1

I had a lecture on Big Oh for Merge Sort and I'm confused.

What was shown is:

0 Merges [<----- n -------->] = n

1 Merge [<--n/2--][-n/2--->] = (n/2 + n/2) = n

2 Merges [n/4][n/4][n/4][n/4] = 2(n/4 + n/4) = n

....

log(n) merges = n

Total = (n + n + n + ... + n) = lg n = O(n log n)

I don't understand why (n + n + ... + n) can also be expressed as log base 2 of n and how they got for 2 merges = 2(n/4 + n/4)

5 Answers5

2

In the case of 1 merge, you have two sub arrays to be sorted where each sub-array will take time proportional to n/2 to be sorted. In that sense, to sort those two sub-arrays you need a time proportional to n.

Similarly, when you are doing 2 merges, there are 4 sub arrays to be sorted where each will be taking a time proportional to n/4 which will again sum up to n.

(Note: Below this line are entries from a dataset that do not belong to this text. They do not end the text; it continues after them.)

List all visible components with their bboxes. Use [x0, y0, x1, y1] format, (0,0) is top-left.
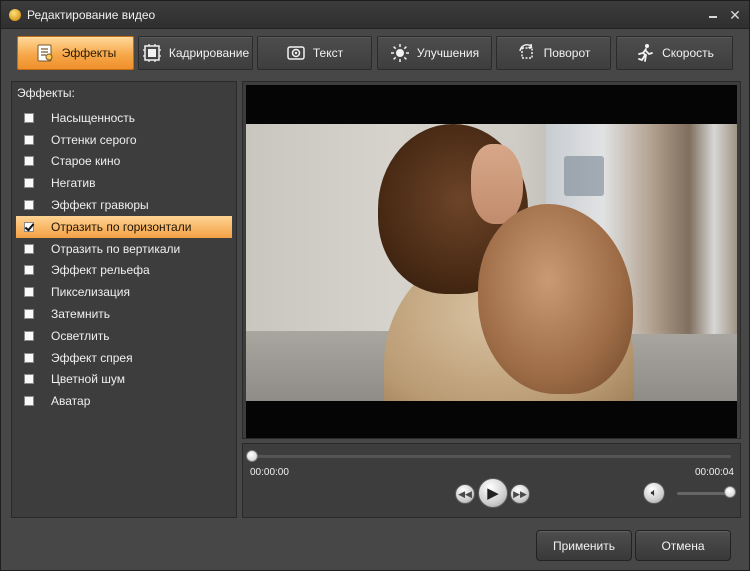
effects-panel-title: Эффекты: [17, 86, 75, 100]
total-time: 00:00:04 [695, 467, 734, 478]
fast-forward-icon: ▶▶ [513, 488, 527, 499]
player-controls: 00:00:00 00:00:04 ◀◀ ▶ ▶▶ 🔈︎ [242, 443, 741, 518]
tab-rotate[interactable]: Поворот [496, 36, 611, 70]
effect-label: Эффект рельефа [51, 263, 150, 278]
tab-enhancements[interactable]: Улучшения [377, 36, 492, 70]
close-button[interactable]: ✕ [727, 7, 743, 23]
effect-item-grayscale[interactable]: Оттенки серого [16, 129, 232, 151]
tab-effects[interactable]: Эффекты [17, 36, 134, 70]
cancel-button[interactable]: Отмена [635, 530, 731, 561]
checkbox[interactable] [24, 330, 34, 341]
tab-crop-label: Кадрирование [168, 46, 250, 60]
effect-label: Оттенки серого [51, 132, 137, 147]
tab-speed[interactable]: Скорость [616, 36, 733, 70]
effect-label: Аватар [51, 394, 91, 409]
effect-item-engraving[interactable]: Эффект гравюры [16, 194, 232, 216]
effect-item-avatar[interactable]: Аватар [16, 390, 232, 412]
minimize-button[interactable] [705, 7, 721, 23]
effect-item-spray[interactable]: Эффект спрея [16, 347, 232, 369]
effect-item-color-noise[interactable]: Цветной шум [16, 369, 232, 391]
rotate-icon [518, 43, 533, 59]
window-title: Редактирование видео [27, 8, 156, 22]
effect-item-flip-horizontal[interactable]: Отразить по горизонтали [16, 215, 232, 238]
title-bar[interactable]: Редактирование видео ✕ [1, 1, 749, 29]
next-button[interactable]: ▶▶ [510, 484, 530, 504]
brightness-icon [390, 44, 409, 62]
effect-label: Осветлить [51, 328, 110, 343]
checkbox[interactable] [24, 309, 34, 320]
tab-rotate-label: Поворот [543, 46, 591, 60]
effects-list: Насыщенность Оттенки серого Старое кино … [16, 107, 232, 412]
effects-icon [37, 44, 53, 62]
effect-item-emboss[interactable]: Эффект рельефа [16, 260, 232, 282]
effect-item-old-film[interactable]: Старое кино [16, 151, 232, 173]
tab-crop[interactable]: Кадрирование [138, 36, 253, 70]
checkbox[interactable] [24, 134, 34, 145]
speaker-icon: 🔈︎ [650, 486, 658, 499]
checkbox[interactable] [24, 396, 34, 407]
checkbox[interactable] [24, 374, 34, 385]
effect-label: Негатив [51, 176, 96, 191]
effect-item-pixelate[interactable]: Пикселизация [16, 281, 232, 303]
effect-label: Цветной шум [51, 372, 125, 387]
effect-label: Отразить по горизонтали [51, 219, 192, 234]
crop-icon [142, 44, 161, 62]
volume-button[interactable]: 🔈︎ [643, 482, 665, 504]
checkbox[interactable] [24, 156, 34, 167]
effect-label: Отразить по вертикали [51, 241, 181, 256]
effect-item-flip-vertical[interactable]: Отразить по вертикали [16, 238, 232, 260]
checkbox[interactable] [24, 352, 34, 363]
text-icon [287, 46, 305, 60]
effect-label: Затемнить [51, 307, 111, 322]
effects-panel: Эффекты: Насыщенность Оттенки серого Ста… [11, 81, 237, 518]
effect-item-saturation[interactable]: Насыщенность [16, 107, 232, 129]
effect-item-negative[interactable]: Негатив [16, 172, 232, 194]
effect-item-darken[interactable]: Затемнить [16, 303, 232, 325]
seek-slider-handle[interactable] [246, 450, 258, 462]
app-logo-icon [9, 9, 21, 21]
rewind-icon: ◀◀ [458, 488, 472, 499]
video-editor-window: Редактирование видео ✕ Эффекты Кадрирова… [0, 0, 750, 571]
tab-text[interactable]: Текст [257, 36, 372, 70]
checkbox[interactable] [24, 287, 34, 298]
previous-button[interactable]: ◀◀ [455, 484, 475, 504]
seek-track[interactable] [252, 455, 731, 458]
checkbox[interactable] [24, 265, 34, 276]
checkbox-checked[interactable] [24, 221, 34, 232]
frame-person-face [471, 144, 523, 224]
checkbox[interactable] [24, 243, 34, 254]
apply-button[interactable]: Применить [536, 530, 632, 561]
effect-label: Старое кино [51, 154, 121, 169]
play-icon: ▶ [487, 485, 499, 502]
volume-slider-handle[interactable] [724, 486, 736, 498]
tab-effects-label: Эффекты [61, 46, 117, 60]
effect-item-lighten[interactable]: Осветлить [16, 325, 232, 347]
tab-enhancements-label: Улучшения [416, 46, 480, 60]
editor-tabs: Эффекты Кадрирование Текст Улучшения Пов… [11, 34, 741, 74]
effect-label: Эффект гравюры [51, 198, 149, 213]
tab-speed-label: Скорость [662, 46, 714, 60]
effect-label: Пикселизация [51, 285, 130, 300]
volume-track[interactable] [677, 492, 731, 495]
video-frame [246, 124, 737, 401]
current-time: 00:00:00 [250, 467, 289, 478]
play-button[interactable]: ▶ [478, 478, 508, 508]
effect-label: Эффект спрея [51, 350, 133, 365]
effect-label: Насыщенность [51, 110, 136, 125]
video-preview-panel [242, 81, 741, 439]
running-man-icon [638, 44, 653, 62]
checkbox[interactable] [24, 112, 34, 123]
tab-text-label: Текст [312, 46, 344, 60]
checkbox[interactable] [24, 178, 34, 189]
video-preview[interactable] [246, 85, 737, 438]
frame-sign [564, 156, 604, 196]
checkbox[interactable] [24, 200, 34, 211]
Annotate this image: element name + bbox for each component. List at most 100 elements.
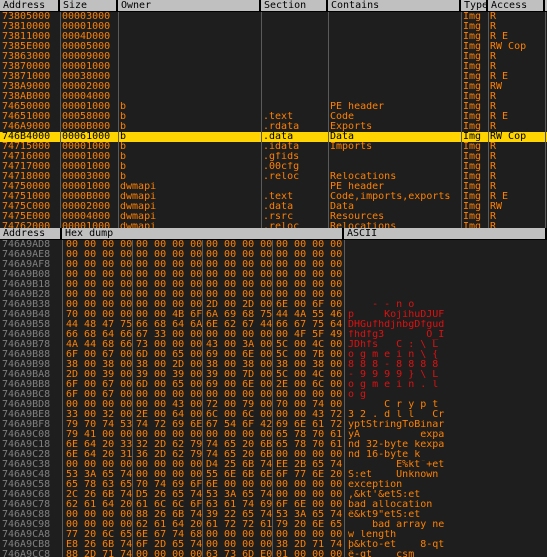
dump-table-row[interactable]: 746A9B48 70 00 00 00 00 00 4B 6F 6A 69 68 7… bbox=[0, 310, 547, 320]
column-divider[interactable] bbox=[461, 12, 462, 228]
dump-table-row[interactable]: 746A9CC8 88 2D 71 74 00 00 00 00 63 73 6D E… bbox=[0, 550, 547, 557]
column-divider[interactable] bbox=[545, 12, 546, 228]
memmap-column-header-size[interactable]: Size bbox=[60, 0, 118, 11]
dump-table-row[interactable]: 746A9BA8 2D 00 39 00 39 00 39 00 39 00 7D 0… bbox=[0, 370, 547, 380]
dump-table-row[interactable]: 746A9AF8 00 00 00 00 00 00 00 00 00 00 00 0… bbox=[0, 260, 547, 270]
memmap-table-row[interactable]: 7387100000038000ImgR ERWE Cop bbox=[0, 72, 547, 82]
memmap-table-row[interactable]: 7471700000001000b.00cfgImgRRWE Cop bbox=[0, 162, 547, 172]
dump-table-row[interactable]: 746A9CA8 77 20 6C 65 6E 67 74 68 00 00 00 0… bbox=[0, 530, 547, 540]
dump-table-row[interactable]: 746A9B98 38 00 38 00 38 00 2D 00 38 00 38 0… bbox=[0, 360, 547, 370]
column-divider[interactable] bbox=[132, 240, 133, 557]
dump-table-row[interactable]: 746A9B78 4A 44 68 66 73 00 00 00 43 00 3A 0… bbox=[0, 340, 547, 350]
memmap-table-row[interactable]: 738A900000002000ImgRWRWE Cop bbox=[0, 82, 547, 92]
column-divider[interactable] bbox=[344, 240, 345, 557]
dump-table-row[interactable]: 746A9C28 6E 64 20 31 36 2D 62 79 74 65 20 6… bbox=[0, 450, 547, 460]
memmap-table-row[interactable]: 7381000000001000ImgRRWE Cop bbox=[0, 22, 547, 32]
dump-table-row[interactable]: 746A9AD8 00 00 00 00 00 00 00 00 00 00 00 0… bbox=[0, 240, 547, 250]
dump-table-row[interactable]: 746A9B18 00 00 00 00 00 00 00 00 00 00 00 0… bbox=[0, 280, 547, 290]
dump-table-row[interactable]: 746A9CB8 E8 26 6B 74 6F 2D 65 74 00 00 00 0… bbox=[0, 540, 547, 550]
dump-table-row[interactable]: 746A9BE8 33 00 32 00 2E 00 64 00 6C 00 6C 0… bbox=[0, 410, 547, 420]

Similarly, if you have n merges, it will take a time proportional to n to sort all the sub-arrays. In that sense, we can write the time taken by merge sort as follows.

T(n) = 2 * T(n/2) + n

You will understand that this recursive call can go deep (say to a height of h) until n/(2^h) = 1. By taking log here, we get h=log(n). That is how log(n) came to the scene. Here log is taken from base 2.

Since you have log(n) steps where each step takes a time proportional to n, total time taken can be expressed as,

n * log(n)

In big O notations, we give this as an upper bound O(nlog(n)). Hope you got the idea.

Following image of the recursion tree will enlighten you further. enter image description here

Imesha Sudasingha
  • 3,462
  • 1
  • 23
  • 34
1

The last line of the following part written in your question,

0 Merges [<----- n -------->] = n

1 Merge [<--n/2--][-n/2--->] = (n/2 + n/2) = n

2 Merges [n/4][n/4][n/4][n/4] = 2(n/4 + n/4) = n

....

n merges = n --This line is incorrect!

is wrong. You will not have total n merges of size n, but Log n merges of size n.

At every level, you divide the problem size into 2 problems of half the size. As you continue diving, the total divisions that you can do is Log n. (How? Let's say total divisions possible is x. Then n = 2x or x = Log2n.)

Since at each level you do a total work of O(n), therefore for Log n levels, the sum total of all work done will be O(n Log n).

displayName
  • 13,888
  • 8
  • 60
  • 75
0

You've got a deep of log(n) and a width of n for your tree. :)

0

The log portion is the result of "how many times can I split my data in two before I have only one element left?" This is the depth of your recursion tree. The multiple of n comes from the fact that for each of those levels in the tree you'll look at every element in your data set once after all merge steps at that level.

recurse downwards:
    n unsorted elements
  [n/2][n/2] split until singletons...
  ...
merge n elements at each step when recursing back up
  [][][]...[][][]
  [ ] ... [ ]
  ...
  [n/2][n/2]
  n sorted elements
synchronizer
  • 1,955
  • 1
  • 14
  • 37
  • log base 2 of n is the number of times it takes to split your data set until only singletons remain. You have "n" per level because in all merge step at a particular level you end up iterating over the entirety of each subarray. Imssha's answer is more specific I admit. Hopefully I've helped a little. – synchronizer Apr 11 '17 at 02:23
0

It's very simple. Each merge takes O(n) as you demonstrated. The number of merges you need to do is log n (base 2), because each merge doubles the size of the sorted sections.

Mark Ransom
  • 299,747
  • 42
  • 398
  • 622